Is the source of imports important when assessing the labour market effects of offshoring? Egger and Egger (2003) introduced a crucial distinction between offshoring to low-wage and high-wage countries, while Bernard et al. (2006) distinguished between imports from high-income versus low-income countries. Since then, a division of offshoring by the source country has been employed in other studies too, including ones performed at the industry level. Despite conventional worries, Falk and Wolfmayr (2005) estimate that rising intermediate imports from low-wage countries may account for a relatively small reduction in manufacturing employment of only 0.25 percentage points per year in their sample of seven EU countries (1995–2000), while a study by Falk and Wolfmayr (2008) finds no significant effect of services purchased from low-wage countries on manufacturing employment.

There is not so much broad evidence on the effects of offshoring on wages. The recent micro-level papers investigating the impact of international outsourcing on the wages of individual workers are country-specific and limited to countries with good access to micro-data (such as the US: Ebenstein et al. 2014; Autor et al. 2014; Germany: Geishecker and Görg 2008; Denmark: Hummels et al. 2014; UK: Geishecker and Görg 2013) or limited to very small samples of countries.
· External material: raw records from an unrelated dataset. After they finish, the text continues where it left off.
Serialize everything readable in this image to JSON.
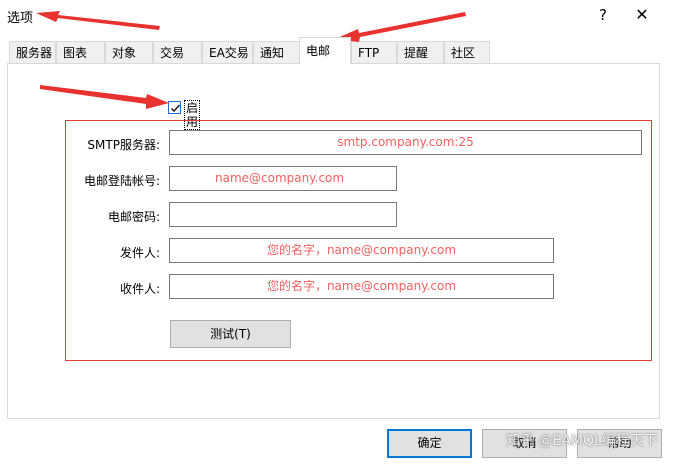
{
  "window": {
    "title": "选项",
    "help_glyph": "?",
    "close_glyph": "✕"
  },
  "tabs": [
    {
      "label": "服务器"
    },
    {
      "label": "图表"
    },
    {
      "label": "对象"
    },
    {
      "label": "交易"
    },
    {
      "label": "EA交易"
    },
    {
      "label": "通知"
    },
    {
      "label": "电邮",
      "active": true
    },
    {
      "label": "FTP"
    },
    {
      "label": "提醒"
    },
    {
      "label": "社区"
    }
  ],
  "email": {
    "enable_label": "启用",
    "enabled": true,
    "smtp_server_label": "SMTP服务器:",
    "smtp_server_value": "smtp.company.com:25",
    "login_label": "电邮登陆帐号:",
    "login_value": "name@company.com",
    "password_label": "电邮密码:",
    "password_value": "",
    "from_label": "发件人:",
    "from_value": "您的名字，name@company.com",
    "to_label": "收件人:",
    "to_value": "您的名字，name@company.com",
    "test_button": "测试(T)"
  },
  "buttons": {
    "ok": "确定",
    "cancel": "取消",
    "help": "帮助"
  },
  "watermark": "知乎 @EAMQL编程天下",
  "colors": {
    "annotation_red": "#e53939",
    "arrow_red": "#e8322f",
    "placeholder_text": "#f06060",
    "default_button_border": "#0078d7"
  }
}
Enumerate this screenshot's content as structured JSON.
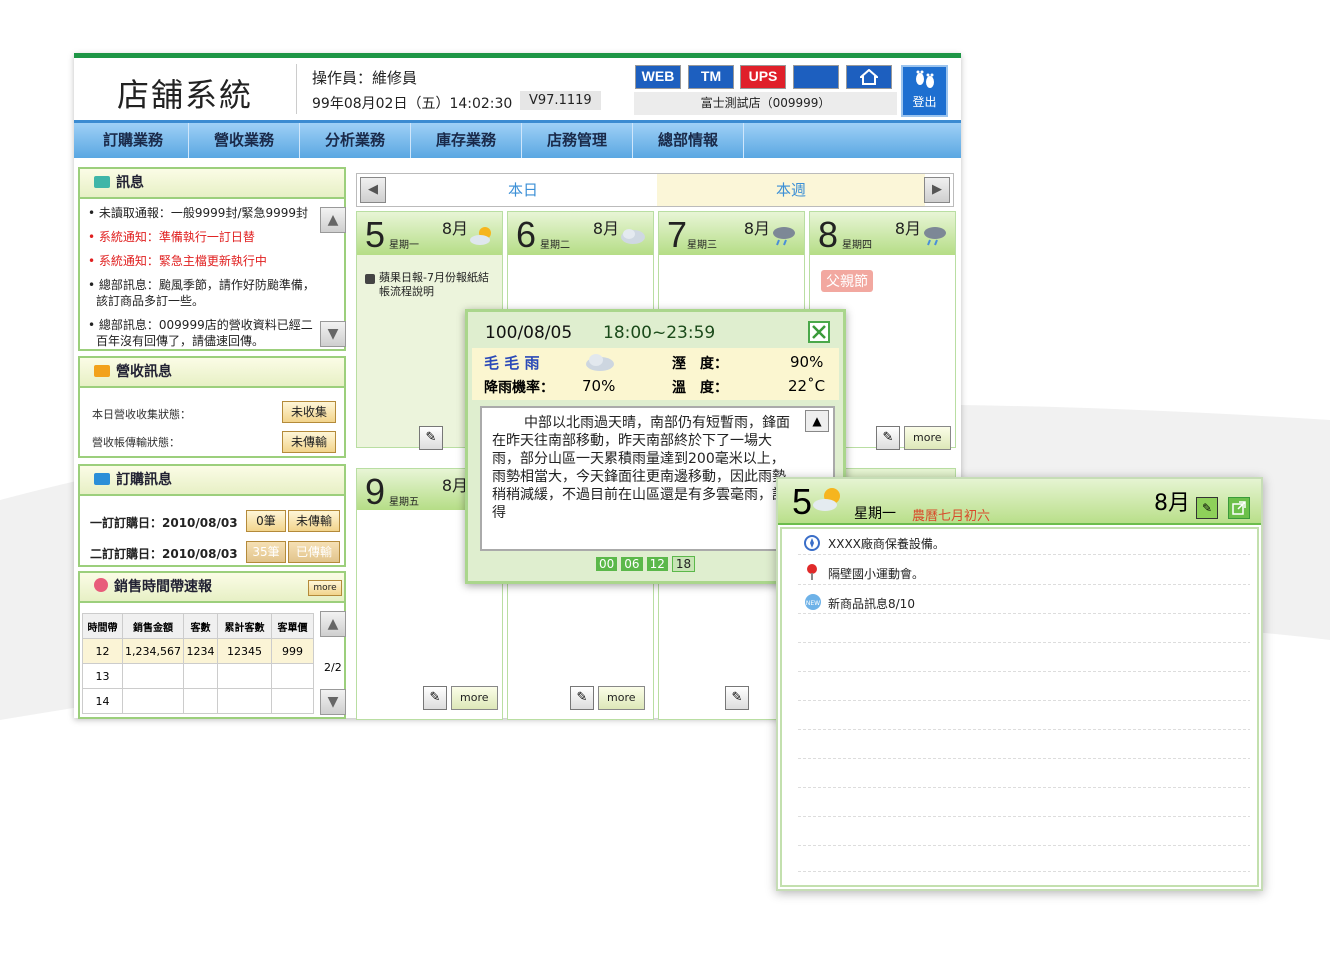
{
  "header": {
    "title": "店舖系統",
    "operator": "操作員：維修員",
    "datetime": "99年08月02日（五）14:02:30",
    "version": "V97.1119",
    "buttons": [
      "WEB",
      "TM",
      "UPS"
    ],
    "store": "富士測試店（009999）",
    "logout": "登出"
  },
  "nav": [
    "訂購業務",
    "營收業務",
    "分析業務",
    "庫存業務",
    "店務管理",
    "總部情報"
  ],
  "messages": {
    "title": "訊息",
    "items": [
      "未讀取通報：一般9999封/緊急9999封",
      "系統通知：準備執行一訂日替",
      "系統通知：緊急主檔更新執行中",
      "總部訊息：颱風季節，請作好防颱準備，該訂商品多訂一些。",
      "總部訊息：009999店的營收資料已經二百年沒有回傳了，請儘速回傳。"
    ]
  },
  "revenue": {
    "title": "營收訊息",
    "row1_label": "本日營收收集狀態：",
    "row1_value": "未收集",
    "row2_label": "營收帳傳輸狀態：",
    "row2_value": "未傳輸"
  },
  "orders": {
    "title": "訂購訊息",
    "row1_label": "一訂訂購日：2010/08/03",
    "row1_count": "0筆",
    "row1_status": "未傳輸",
    "row2_label": "二訂訂購日：2010/08/03",
    "row2_count": "35筆",
    "row2_status": "已傳輸"
  },
  "sales": {
    "title": "銷售時間帶速報",
    "more": "more",
    "columns": [
      "時間帶",
      "銷售金額",
      "客數",
      "累計客數",
      "客單價"
    ],
    "rows": [
      [
        "12",
        "1,234,567",
        "1234",
        "12345",
        "999"
      ],
      [
        "13",
        "",
        "",
        "",
        ""
      ],
      [
        "14",
        "",
        "",
        "",
        ""
      ]
    ],
    "page": "2/2"
  },
  "calendar": {
    "tab_today": "本日",
    "tab_week": "本週",
    "days": [
      {
        "num": "5",
        "weekday": "星期一",
        "month": "8月",
        "note": "蘋果日報-7月份報紙結帳流程說明"
      },
      {
        "num": "6",
        "weekday": "星期二",
        "month": "8月"
      },
      {
        "num": "7",
        "weekday": "星期三",
        "month": "8月"
      },
      {
        "num": "8",
        "weekday": "星期四",
        "month": "8月",
        "badge": "父親節"
      },
      {
        "num": "9",
        "weekday": "星期五",
        "month": "8月"
      }
    ],
    "more": "more",
    "partial": "08"
  },
  "weather": {
    "date": "100/08/05",
    "time": "18:00~23:59",
    "condition": "毛 毛 雨",
    "humidity_label": "溼　度：",
    "humidity": "90%",
    "rain_label": "降雨機率：",
    "rain": "70%",
    "temp_label": "溫　度：",
    "temp": "22˚C",
    "text": "中部以北雨過天晴，南部仍有短暫雨，鋒面在昨天往南部移動，昨天南部終於下了一場大雨，部分山區一天累積雨量達到200毫米以上，雨勢相當大，今天鋒面往更南邊移動，因此雨勢稍稍減緩，不過目前在山區還是有多雲毫雨，記得",
    "hours": [
      "00",
      "06",
      "12",
      "18"
    ]
  },
  "detail": {
    "num": "5",
    "weekday": "星期一",
    "lunar": "農曆七月初六",
    "month": "8月",
    "items": [
      "XXXX廠商保養設備。",
      "隔壁國小運動會。",
      "新商品訊息8/10"
    ]
  }
}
Again, contrary to common fears, the estimated wage cuts due to outsourcing appear to be rather small in economic terms.Footnote 5 For instance, Geishecker et al. (2010) use data for Germany, the UK and Denmark (1991–1999) and find a small negative and weakly statistically significant effect of offshoring on wages in Germany, a positive effect in the UK and no statistically significant effect in Denmark. When they consider different skill categories of workers, a negative effect found only for Germany accrues to low-skilled workers (but it is smallFootnote 6) while for low-skilled UK and Danish workers they cannot identify any outsourcing effect. For the UK, a sizable negative and statistically significant wage effect stems only from outsourcing to CEEC but it vanishes when put in the perspective of real data.Footnote 7 In their industry-level study performed for a wide sample of EU27 countries, Parteka and Wolszczak-Derlacz (2015) also conclude that offshoring reduces the wage growth of domestic medium- and low-skilled workers. However, they show that this negative effect is economically small.
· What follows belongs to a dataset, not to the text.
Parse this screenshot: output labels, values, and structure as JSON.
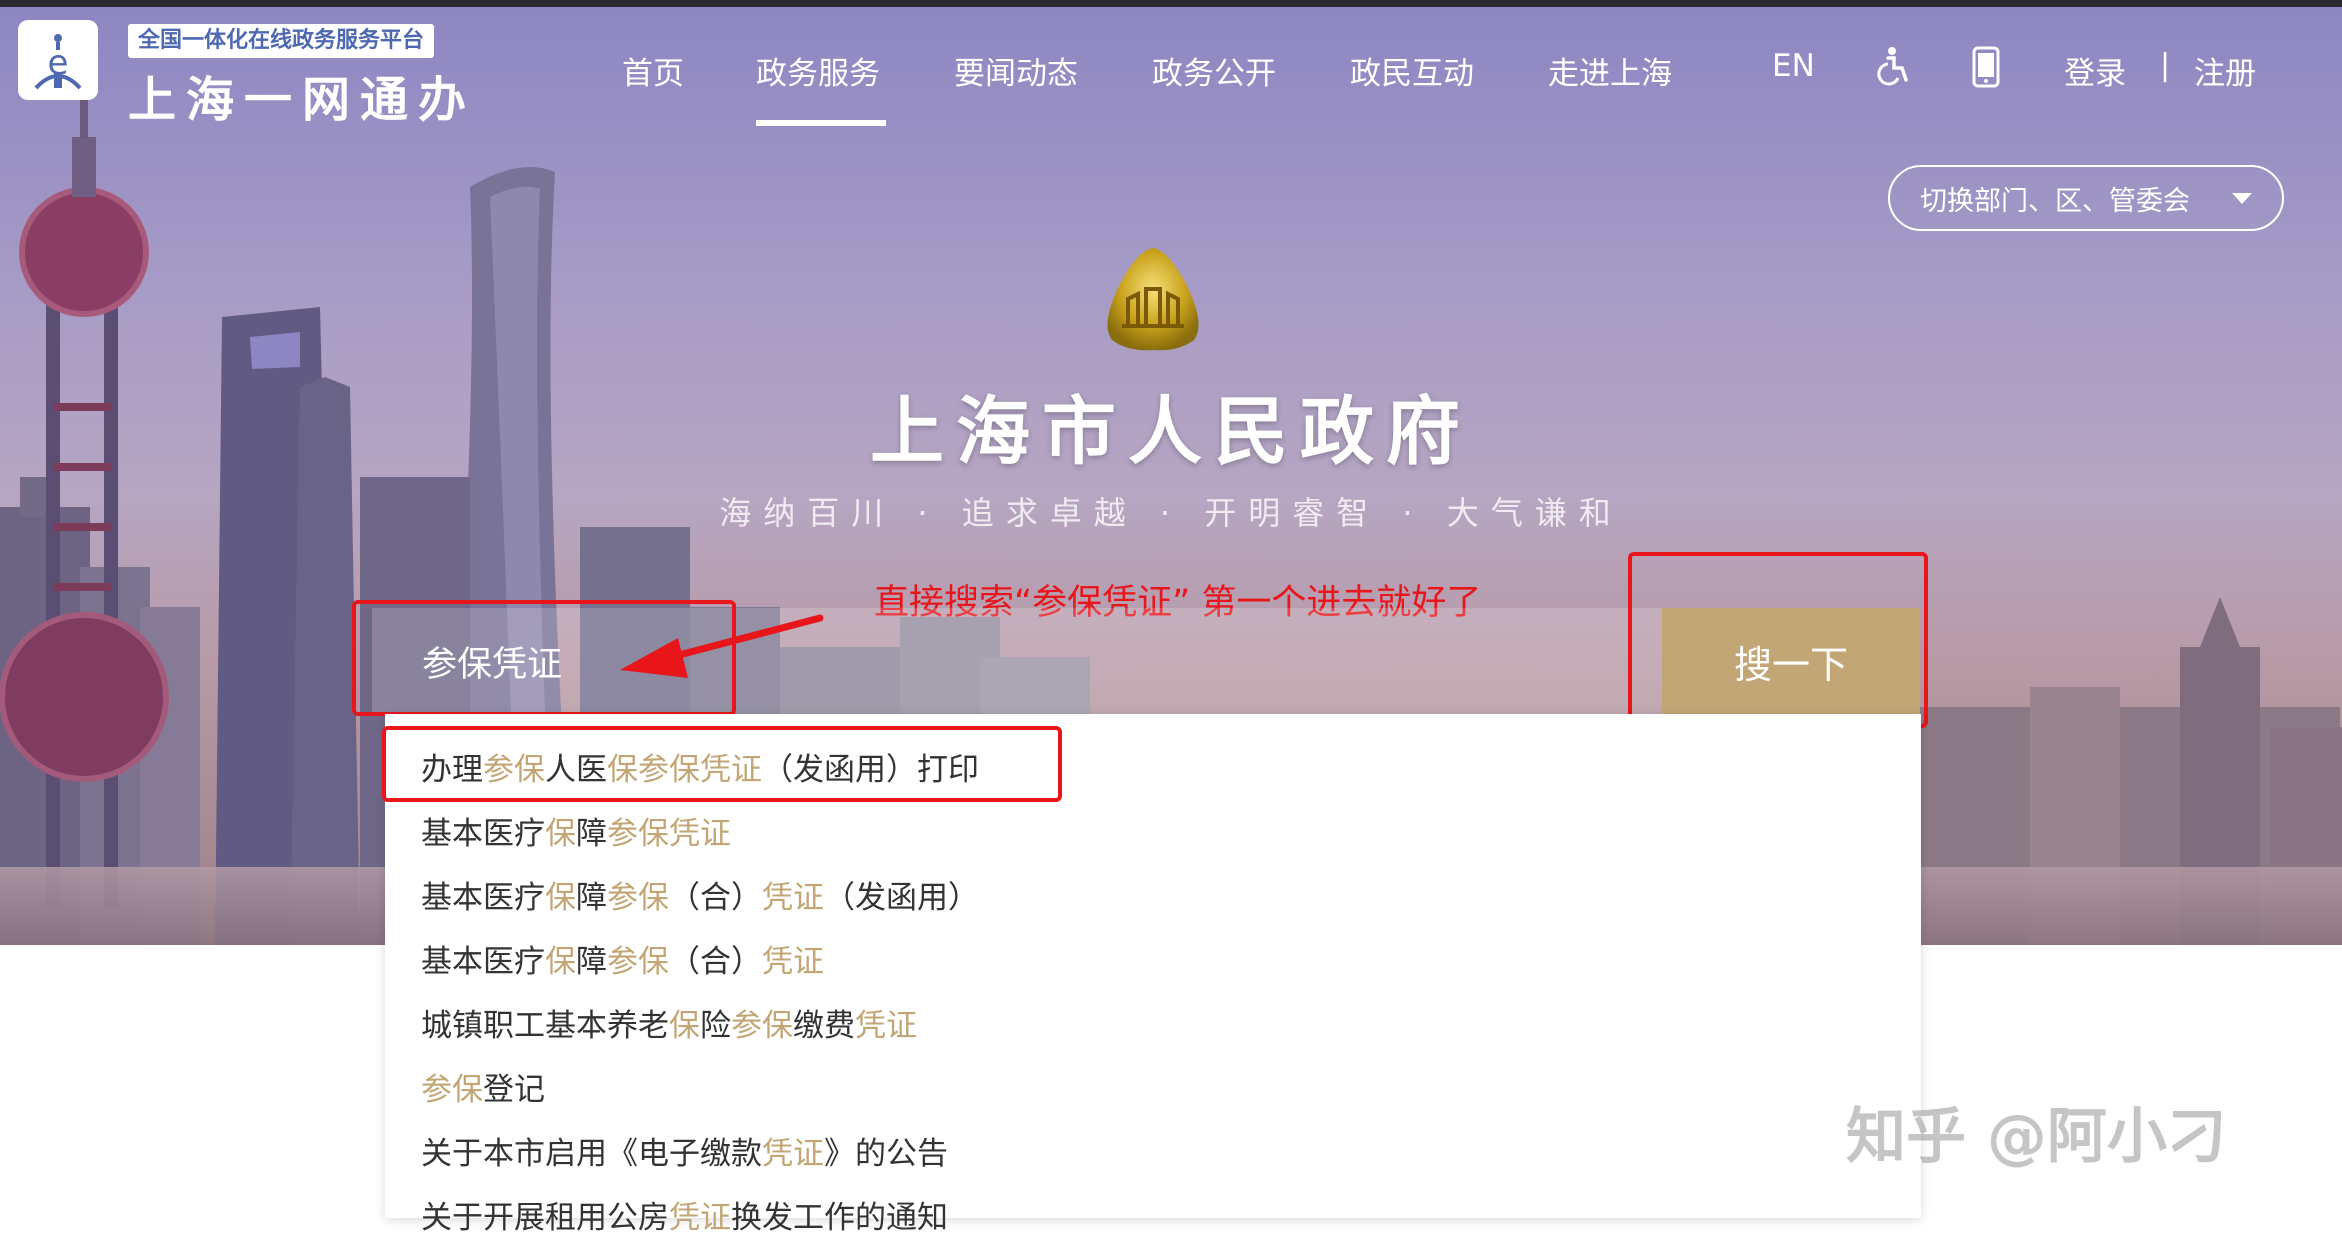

Building upon the existing literature briefly summarized above, our aim is to provide worldwide evidence on the offshoring-wage nexus using industry-level data and hopefully complementing the existing studies performed at other levels of detail but limited along the country dimension. We aim to fill some important gaps in the related empirical literature.

First, we consider a long panel of industrial data (13 manufacturing industries in 40 countries over the period 1995–2009Footnote 8) derived from the World Input–Output Database (WIOD—Timmer et al. 2015) which covers between 82 and 96 % of the international trade in intermediate goods (depending on the sector and year of analysis). We thus provide representative evidence on the global trends in offshoring and, in contrast to the many country-level studies, exploit its wage effects in a multi-country setting.

Moreover, given the crucial heterogeneity of workers in international trade analysis (Grossman 2013), we consider the wages of three skill groups separately (low, medium and highly skilled), focusing on the effects on the workers who are potentially most at danger—the low and medium skilled ones. Even though WIOD has already been used (in a more restricted manner) in some related studies (e.g. Foster-McGregor et al. 2013; Schwörer 2013; Parteka and Wolszczak-Derlacz 2015), to the best of our knowledge this is the first time that the response of skill-specific wages to offshoring has been analysed in a worldwide cross-country perspective over a significant time period.

In addition, while we correlate the wage levels of workers with offshoring intensity, we decompose the latter by country of origin.Footnote 9 This is done in order to explicitly check for the effects of offshoring to developingFootnote 10 and low-wage countries (LWC) on domestic wages. In particular, we use four alternative LWC classifications.Footnote 11 Importantly, we go beyond standard very rough groupings of LWC based on comparisons of income per capita or an arbitrary attribution of countries to the low-wage category. Due to the use of industry-level wage data, we obtain flexible classification of LWC over time and by industry. Moreover, drawing on bilateral input–output tables, we directly split imported inputs according to the country of origin of the imports (rather than using a proportional method based on shares of total imports, which is employed instead of using tables of imports by country of origin, as in Falk and Wolfmayr 2008; Hertveldt and Michel 2013). We also allow for changes in the relative positions of LWC over time, and the existence of industry-specific wage advantages.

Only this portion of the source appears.